0.1.2 Bits and bytes — how machines count
In one line: computers only know two things — on and off — and everything else (text, photos, neural networks, your bank balance) is just a clever arrangement of those.
A story — Claude Shannon and the marriage of math and electricity
In 1937 a 21-year-old MIT graduate student named Claude Shannon wrote what’s been called the most important master’s thesis of the 20th century. He noticed that the on/off behaviour of an electrical switch was identical to the true/false behaviour of George Boole’s algebra — a system of logic invented in 1854 that nobody outside maths had bothered with for 80 years.
If a switch being closed = “true,” and open = “false,” then a circuit with two switches in series is a logical AND. Two switches in parallel is OR. A relay that flips its output is a NOT. Suddenly any logic problem in the universe could be wired up out of switches.
The switches got smaller (vacuum tubes → transistors → integrated circuits → chips with 5 billion transistors on a thumbnail), but Shannon’s insight is still the foundation. Every modern processor is a giant pile of switches arranged to do logic.
What’s actually going on
The single switch — on or off — is called a bit. Computers count using just two digits, 0 and 1. This is binary.
Eight bits in a row make a byte. A byte can hold any number from 0 to 255 (because there are 2⁸ = 256 combinations). Why eight? Mostly historical accident — IBM standardised on it in the 1960s and it stuck.
Once you have bytes, you can encode anything by agreeing on a code:
| What | How it’s stored |
|---|---|
| The letter ‘A’ | The byte 01000001 (= 65 in decimal, ASCII code for A) |
| The number 1000 | Two bytes: 00000011 11101000 |
| A red pixel | Three bytes: 11111111 00000000 00000000 (255 red, 0 green, 0 blue) |
| The word “hi” | Two bytes: 01101000 01101001 |
There is no deep meaning to a byte. It’s just eight bits. Whether 01000001 means “the letter A,” “the number 65,” or “the colour value 65” depends entirely on what code the program is using to read it.
Why a hacker cares
This is the secret door. Bytes don’t carry their meaning with them.

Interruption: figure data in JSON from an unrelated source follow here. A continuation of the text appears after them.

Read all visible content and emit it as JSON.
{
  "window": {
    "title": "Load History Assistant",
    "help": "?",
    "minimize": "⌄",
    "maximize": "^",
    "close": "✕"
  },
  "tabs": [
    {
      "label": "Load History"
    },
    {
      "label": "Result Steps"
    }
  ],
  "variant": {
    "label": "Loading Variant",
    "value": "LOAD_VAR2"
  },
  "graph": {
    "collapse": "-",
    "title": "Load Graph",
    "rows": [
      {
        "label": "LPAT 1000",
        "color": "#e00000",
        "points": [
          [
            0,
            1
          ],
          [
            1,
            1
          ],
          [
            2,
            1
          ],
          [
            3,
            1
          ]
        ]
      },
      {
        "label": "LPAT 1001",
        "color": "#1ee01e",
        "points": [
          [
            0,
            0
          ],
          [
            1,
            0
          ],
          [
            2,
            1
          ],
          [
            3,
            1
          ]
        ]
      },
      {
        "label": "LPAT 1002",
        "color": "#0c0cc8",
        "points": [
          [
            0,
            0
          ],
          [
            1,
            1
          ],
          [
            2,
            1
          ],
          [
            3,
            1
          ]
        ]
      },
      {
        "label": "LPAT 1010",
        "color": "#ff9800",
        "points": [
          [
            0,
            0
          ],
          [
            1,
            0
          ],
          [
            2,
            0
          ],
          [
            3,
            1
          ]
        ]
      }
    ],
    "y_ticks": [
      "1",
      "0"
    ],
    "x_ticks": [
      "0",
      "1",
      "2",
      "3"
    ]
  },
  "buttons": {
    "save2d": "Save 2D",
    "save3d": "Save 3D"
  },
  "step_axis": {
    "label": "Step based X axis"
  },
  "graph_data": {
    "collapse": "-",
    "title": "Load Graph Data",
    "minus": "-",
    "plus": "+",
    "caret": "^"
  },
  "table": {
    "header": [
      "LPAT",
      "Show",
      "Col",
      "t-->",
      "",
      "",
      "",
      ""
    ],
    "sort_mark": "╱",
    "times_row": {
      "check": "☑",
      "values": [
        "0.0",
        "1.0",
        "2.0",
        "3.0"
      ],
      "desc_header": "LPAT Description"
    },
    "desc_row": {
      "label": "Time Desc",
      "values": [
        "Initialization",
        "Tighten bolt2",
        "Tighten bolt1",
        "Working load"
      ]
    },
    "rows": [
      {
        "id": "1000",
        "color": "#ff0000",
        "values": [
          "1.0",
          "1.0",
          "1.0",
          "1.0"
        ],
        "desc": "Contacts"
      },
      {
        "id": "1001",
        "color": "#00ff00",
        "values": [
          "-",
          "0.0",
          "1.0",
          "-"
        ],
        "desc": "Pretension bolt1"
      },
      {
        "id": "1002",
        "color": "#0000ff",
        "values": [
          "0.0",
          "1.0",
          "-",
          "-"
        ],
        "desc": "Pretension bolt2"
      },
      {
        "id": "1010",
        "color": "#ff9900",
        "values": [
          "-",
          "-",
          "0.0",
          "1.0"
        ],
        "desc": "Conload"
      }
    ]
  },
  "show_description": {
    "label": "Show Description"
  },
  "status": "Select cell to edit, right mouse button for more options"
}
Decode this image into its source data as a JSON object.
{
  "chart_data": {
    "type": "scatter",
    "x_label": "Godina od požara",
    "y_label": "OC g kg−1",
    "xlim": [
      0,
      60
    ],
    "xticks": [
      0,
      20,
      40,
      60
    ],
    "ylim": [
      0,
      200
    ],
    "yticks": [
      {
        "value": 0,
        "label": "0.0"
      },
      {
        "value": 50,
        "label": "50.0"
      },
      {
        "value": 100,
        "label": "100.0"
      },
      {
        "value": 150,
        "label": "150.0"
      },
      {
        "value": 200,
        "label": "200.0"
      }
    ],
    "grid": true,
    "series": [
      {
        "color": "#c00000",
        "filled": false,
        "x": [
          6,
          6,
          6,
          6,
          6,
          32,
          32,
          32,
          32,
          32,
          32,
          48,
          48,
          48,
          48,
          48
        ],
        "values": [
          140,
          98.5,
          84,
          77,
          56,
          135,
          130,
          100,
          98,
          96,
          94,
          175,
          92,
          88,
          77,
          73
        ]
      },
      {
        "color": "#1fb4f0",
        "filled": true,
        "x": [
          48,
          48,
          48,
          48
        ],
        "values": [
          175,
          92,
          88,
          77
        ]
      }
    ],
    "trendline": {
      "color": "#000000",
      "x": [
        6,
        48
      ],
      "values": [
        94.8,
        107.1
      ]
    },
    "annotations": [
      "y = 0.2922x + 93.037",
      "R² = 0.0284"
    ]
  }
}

If a program is told to read 100 bytes of “user input” and treat them as text, but the user crafts those 100 bytes to also be valid CPU instructions, and somehow tricks the CPU into running them — that’s a buffer overflow and that’s how a huge fraction of historical exploits worked (Morris worm 1988, Code Red 2001, Heartbleed 2014).
The whole field of memory-safety vulnerabilities exists because the same bits can be interpreted as data or as code, and the CPU can’t always tell which is which. Every modern defence (DEP, ASLR, stack canaries, memory-safe languages like Rust) is an attempt to put guardrails around this fundamental ambiguity.
In one sketch
1 bit = 1 switch (on / off)
1 byte = 8 bits (0 to 255)
1 KB = 1,024 bytes
1 MB = 1,024 KB ≈ a small photo
1 GB = 1,024 MB ≈ a feature film
1 TB = 1,024 GB ≈ a small NVMe drive
Reference and image credit
- Transistor_switch_circuit_photo_on.jpg — Filip Dominec, GFDL / CC BY-SA 3.0.
Memory peg
A bit is a switch. A byte is eight switches. Everything else — every selfie, every kernel exploit, every weight in GPT-5 — is a stack of those switches with a code attached.